School Counselors are responsible to fully implement the school’s comprehensive school counseling Service addressing the social/emotional, academic, and career development of all students. They are the initial contact for mental health services, providing short‐term, solution‐focused individual and group counseling within their scope of practice and expertise. School counselors implement curriculum (prevention) to all students and provide responsive services to students in crisis (intervention). They help identify resources for students and their families, as well as serve as a contact for other mental health professionals such as social workers, school psychologists and school based mental health providers or other services outside the school.
School Social Workers are an increasingly common and critical component to student support services. School social workers fill a unique niche in the school setting as they conduct psycho‐social evaluations and provide mental health services for a targeted number of students with more significant emotional and behavioral barriers to learning. School social workers consult with students, parents and educators offering intervention to improve functioning at home, at school and in the community.
School Psychologists work with students with significant educational and psychological challenges. School psychologists focus on assessment, diagnosis, and treatment plans for more complex situations covering the entire spectrum of emotional, functional, and learning barriers. Serving as consultants for educators and parents while supporting high needs students, these providers are a critical source of technical information and guidance for school personnel and families. School psychologists typically serve as consultants for multiple schools.
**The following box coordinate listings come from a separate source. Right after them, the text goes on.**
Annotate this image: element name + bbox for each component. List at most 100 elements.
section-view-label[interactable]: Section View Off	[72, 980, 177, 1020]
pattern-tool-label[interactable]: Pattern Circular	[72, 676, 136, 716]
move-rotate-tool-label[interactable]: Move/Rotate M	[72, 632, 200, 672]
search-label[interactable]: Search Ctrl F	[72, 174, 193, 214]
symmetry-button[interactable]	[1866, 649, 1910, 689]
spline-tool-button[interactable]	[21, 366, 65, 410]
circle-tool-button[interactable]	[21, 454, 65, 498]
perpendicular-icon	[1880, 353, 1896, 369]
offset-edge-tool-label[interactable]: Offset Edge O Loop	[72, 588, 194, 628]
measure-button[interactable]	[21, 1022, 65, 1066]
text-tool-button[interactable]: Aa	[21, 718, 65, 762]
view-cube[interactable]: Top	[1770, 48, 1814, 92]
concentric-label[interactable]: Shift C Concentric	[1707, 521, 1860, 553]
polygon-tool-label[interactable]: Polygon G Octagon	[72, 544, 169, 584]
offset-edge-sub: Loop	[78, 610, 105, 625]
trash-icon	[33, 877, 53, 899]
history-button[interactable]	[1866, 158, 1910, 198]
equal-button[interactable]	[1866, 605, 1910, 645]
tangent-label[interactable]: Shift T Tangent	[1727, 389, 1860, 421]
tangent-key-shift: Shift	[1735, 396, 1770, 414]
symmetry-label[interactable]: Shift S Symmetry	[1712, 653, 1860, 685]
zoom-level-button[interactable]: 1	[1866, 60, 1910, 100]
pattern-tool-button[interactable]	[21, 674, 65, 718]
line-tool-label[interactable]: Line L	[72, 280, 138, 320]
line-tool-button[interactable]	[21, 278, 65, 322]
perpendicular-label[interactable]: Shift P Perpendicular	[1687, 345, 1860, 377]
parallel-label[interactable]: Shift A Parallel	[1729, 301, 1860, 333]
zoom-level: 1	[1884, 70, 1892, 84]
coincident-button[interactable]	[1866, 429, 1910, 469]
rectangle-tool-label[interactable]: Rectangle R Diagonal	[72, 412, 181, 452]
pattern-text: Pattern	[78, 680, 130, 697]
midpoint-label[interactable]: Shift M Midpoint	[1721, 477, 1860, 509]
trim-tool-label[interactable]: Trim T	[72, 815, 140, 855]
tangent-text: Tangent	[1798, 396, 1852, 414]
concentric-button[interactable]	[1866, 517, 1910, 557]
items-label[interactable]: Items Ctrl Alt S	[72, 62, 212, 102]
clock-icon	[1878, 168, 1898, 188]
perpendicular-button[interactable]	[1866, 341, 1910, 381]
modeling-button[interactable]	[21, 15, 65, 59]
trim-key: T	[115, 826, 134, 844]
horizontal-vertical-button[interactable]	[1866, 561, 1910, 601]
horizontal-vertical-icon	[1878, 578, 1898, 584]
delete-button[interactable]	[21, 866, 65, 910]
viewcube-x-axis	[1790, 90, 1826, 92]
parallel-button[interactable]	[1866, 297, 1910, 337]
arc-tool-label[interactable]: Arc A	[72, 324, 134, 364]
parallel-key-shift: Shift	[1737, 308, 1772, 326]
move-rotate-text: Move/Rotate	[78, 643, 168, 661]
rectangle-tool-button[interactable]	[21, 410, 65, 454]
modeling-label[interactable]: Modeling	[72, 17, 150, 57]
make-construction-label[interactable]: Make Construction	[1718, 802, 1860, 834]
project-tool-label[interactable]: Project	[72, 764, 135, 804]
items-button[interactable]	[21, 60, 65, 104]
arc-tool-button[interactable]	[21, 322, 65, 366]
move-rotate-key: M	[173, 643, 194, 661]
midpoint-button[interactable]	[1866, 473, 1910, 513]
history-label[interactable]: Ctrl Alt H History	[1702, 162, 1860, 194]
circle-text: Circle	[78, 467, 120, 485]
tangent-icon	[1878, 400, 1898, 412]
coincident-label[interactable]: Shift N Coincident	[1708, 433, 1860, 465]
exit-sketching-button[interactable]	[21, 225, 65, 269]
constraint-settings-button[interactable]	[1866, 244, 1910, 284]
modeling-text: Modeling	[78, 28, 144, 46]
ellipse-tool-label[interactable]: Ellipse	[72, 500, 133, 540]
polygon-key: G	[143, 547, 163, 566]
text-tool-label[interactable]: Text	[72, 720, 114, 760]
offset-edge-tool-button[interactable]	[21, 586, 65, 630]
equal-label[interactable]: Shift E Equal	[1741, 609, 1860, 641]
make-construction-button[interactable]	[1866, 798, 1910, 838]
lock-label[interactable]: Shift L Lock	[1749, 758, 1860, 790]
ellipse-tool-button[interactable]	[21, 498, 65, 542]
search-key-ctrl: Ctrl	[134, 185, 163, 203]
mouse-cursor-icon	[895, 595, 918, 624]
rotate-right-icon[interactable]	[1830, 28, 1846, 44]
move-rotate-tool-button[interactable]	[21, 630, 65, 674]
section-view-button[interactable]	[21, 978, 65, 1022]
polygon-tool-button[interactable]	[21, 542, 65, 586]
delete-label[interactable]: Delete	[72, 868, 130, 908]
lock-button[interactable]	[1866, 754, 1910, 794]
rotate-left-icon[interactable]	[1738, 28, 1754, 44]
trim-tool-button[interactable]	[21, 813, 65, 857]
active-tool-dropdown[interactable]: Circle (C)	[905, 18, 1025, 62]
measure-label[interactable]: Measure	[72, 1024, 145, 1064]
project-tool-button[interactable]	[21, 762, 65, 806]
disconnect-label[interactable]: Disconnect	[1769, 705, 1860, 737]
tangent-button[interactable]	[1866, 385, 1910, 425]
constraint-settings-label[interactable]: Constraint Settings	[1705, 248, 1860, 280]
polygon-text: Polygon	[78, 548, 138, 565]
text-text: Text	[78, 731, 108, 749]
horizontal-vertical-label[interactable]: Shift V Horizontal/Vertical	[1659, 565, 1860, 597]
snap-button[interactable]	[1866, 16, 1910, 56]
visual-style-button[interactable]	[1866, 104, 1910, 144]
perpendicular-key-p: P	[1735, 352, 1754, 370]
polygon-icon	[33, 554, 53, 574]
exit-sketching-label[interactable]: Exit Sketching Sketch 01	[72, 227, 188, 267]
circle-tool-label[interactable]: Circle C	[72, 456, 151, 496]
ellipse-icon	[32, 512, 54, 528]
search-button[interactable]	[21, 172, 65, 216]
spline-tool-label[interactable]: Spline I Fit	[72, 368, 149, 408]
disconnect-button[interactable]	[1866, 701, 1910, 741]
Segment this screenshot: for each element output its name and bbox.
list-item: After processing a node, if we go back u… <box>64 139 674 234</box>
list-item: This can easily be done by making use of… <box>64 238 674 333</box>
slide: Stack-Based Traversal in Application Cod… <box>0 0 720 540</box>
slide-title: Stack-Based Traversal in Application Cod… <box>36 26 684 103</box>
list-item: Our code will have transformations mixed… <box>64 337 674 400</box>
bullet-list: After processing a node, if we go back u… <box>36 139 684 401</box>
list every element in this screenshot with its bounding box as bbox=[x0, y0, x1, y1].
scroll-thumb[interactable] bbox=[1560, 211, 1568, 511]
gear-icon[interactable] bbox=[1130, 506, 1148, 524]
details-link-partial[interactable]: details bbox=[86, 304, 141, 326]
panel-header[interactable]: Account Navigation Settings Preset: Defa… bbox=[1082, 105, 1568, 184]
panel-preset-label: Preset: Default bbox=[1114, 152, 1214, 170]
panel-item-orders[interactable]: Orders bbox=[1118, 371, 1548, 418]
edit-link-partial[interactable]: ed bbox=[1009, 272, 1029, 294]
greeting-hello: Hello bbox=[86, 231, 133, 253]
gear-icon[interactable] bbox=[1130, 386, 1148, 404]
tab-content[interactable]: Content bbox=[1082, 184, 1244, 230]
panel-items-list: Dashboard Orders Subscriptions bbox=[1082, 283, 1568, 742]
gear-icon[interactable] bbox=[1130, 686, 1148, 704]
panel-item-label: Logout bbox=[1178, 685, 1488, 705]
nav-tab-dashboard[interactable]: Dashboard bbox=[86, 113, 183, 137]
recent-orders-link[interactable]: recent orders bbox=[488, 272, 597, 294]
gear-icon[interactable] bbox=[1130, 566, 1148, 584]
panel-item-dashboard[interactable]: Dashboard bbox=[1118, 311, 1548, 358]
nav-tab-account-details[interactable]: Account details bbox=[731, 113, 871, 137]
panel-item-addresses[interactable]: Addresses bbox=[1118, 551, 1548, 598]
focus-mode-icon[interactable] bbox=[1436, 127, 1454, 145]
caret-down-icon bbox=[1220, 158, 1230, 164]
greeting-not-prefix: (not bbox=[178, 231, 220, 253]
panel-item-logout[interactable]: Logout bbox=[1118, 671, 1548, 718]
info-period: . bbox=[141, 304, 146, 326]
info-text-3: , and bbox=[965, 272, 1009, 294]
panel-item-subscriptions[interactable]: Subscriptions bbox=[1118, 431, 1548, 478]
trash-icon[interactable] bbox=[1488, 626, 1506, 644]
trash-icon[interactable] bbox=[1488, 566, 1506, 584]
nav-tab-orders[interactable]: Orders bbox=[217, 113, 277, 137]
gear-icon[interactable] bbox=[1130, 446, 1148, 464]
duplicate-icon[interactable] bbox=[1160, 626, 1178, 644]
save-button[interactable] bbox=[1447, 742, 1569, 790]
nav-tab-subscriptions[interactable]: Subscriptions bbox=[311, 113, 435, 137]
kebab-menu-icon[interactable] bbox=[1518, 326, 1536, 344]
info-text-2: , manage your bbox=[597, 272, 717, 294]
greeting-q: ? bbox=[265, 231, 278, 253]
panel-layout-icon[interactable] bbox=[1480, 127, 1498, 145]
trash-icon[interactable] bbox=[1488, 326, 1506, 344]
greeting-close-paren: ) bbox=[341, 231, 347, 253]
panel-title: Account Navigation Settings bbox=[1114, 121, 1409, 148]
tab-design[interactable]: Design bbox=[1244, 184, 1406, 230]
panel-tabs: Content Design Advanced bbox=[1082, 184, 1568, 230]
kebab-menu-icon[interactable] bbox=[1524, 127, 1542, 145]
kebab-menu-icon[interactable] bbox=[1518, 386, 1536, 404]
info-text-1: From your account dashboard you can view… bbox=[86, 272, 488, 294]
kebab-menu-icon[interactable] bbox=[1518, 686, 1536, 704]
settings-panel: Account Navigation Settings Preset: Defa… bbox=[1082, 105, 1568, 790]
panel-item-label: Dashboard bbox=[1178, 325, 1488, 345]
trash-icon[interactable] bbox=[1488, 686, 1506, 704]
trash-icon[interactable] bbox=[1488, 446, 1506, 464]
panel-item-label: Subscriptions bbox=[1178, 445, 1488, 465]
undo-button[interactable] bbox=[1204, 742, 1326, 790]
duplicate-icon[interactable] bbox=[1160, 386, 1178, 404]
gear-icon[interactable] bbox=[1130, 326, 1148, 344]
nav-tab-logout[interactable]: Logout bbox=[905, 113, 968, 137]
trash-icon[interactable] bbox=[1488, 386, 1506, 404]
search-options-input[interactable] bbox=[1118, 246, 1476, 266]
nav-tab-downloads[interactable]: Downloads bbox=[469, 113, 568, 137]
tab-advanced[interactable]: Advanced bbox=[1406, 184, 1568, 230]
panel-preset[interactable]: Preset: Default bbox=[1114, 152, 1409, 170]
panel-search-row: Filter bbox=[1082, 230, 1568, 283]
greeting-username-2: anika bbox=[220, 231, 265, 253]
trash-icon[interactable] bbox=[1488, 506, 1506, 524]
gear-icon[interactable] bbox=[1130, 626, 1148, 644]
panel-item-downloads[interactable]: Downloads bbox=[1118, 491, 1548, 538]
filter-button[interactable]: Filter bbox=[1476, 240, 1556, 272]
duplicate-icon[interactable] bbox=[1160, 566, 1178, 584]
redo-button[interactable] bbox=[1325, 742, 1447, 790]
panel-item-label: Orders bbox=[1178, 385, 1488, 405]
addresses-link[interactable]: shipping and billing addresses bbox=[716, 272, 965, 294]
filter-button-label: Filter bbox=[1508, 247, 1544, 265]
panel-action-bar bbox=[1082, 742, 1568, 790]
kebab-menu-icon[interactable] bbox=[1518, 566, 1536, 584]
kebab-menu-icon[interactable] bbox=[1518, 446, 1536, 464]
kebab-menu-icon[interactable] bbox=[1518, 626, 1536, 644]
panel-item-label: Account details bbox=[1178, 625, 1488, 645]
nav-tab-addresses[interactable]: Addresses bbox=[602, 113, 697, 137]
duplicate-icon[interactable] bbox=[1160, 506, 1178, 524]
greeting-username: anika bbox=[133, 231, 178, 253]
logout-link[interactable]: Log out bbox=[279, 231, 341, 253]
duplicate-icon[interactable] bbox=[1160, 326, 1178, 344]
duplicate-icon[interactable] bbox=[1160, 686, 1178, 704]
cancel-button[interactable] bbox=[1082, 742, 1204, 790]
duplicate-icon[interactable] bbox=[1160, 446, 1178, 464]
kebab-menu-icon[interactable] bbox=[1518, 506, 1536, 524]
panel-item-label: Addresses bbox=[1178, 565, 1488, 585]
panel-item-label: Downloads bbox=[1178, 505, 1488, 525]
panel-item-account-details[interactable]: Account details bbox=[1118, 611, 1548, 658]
School Nurses provide a vital hub of services and have knowledge of individual student needs and the greater student body. Often individuals visit the nurse who could benefit from the counseling services offered through the school counseling offices. Creating collaborative relationships and communication of student needs may broaden the services and better meet the overall needs.
Collaboration and Teaming
School Counselors change and address individuals and group needs by partnering with other professionals within and outside of our schools. WE have the lens of the individual student as well as the collective interest of the student body. Education Support Team members engage in collaborative problem solving to determine whether additional supports are needed for a student to make appropriate progress and to monitor that progress. The Department of Family Services and Local Mental Health Services support families when crises occur or for the purpose of supporting students and families who can benefit from more intensive services.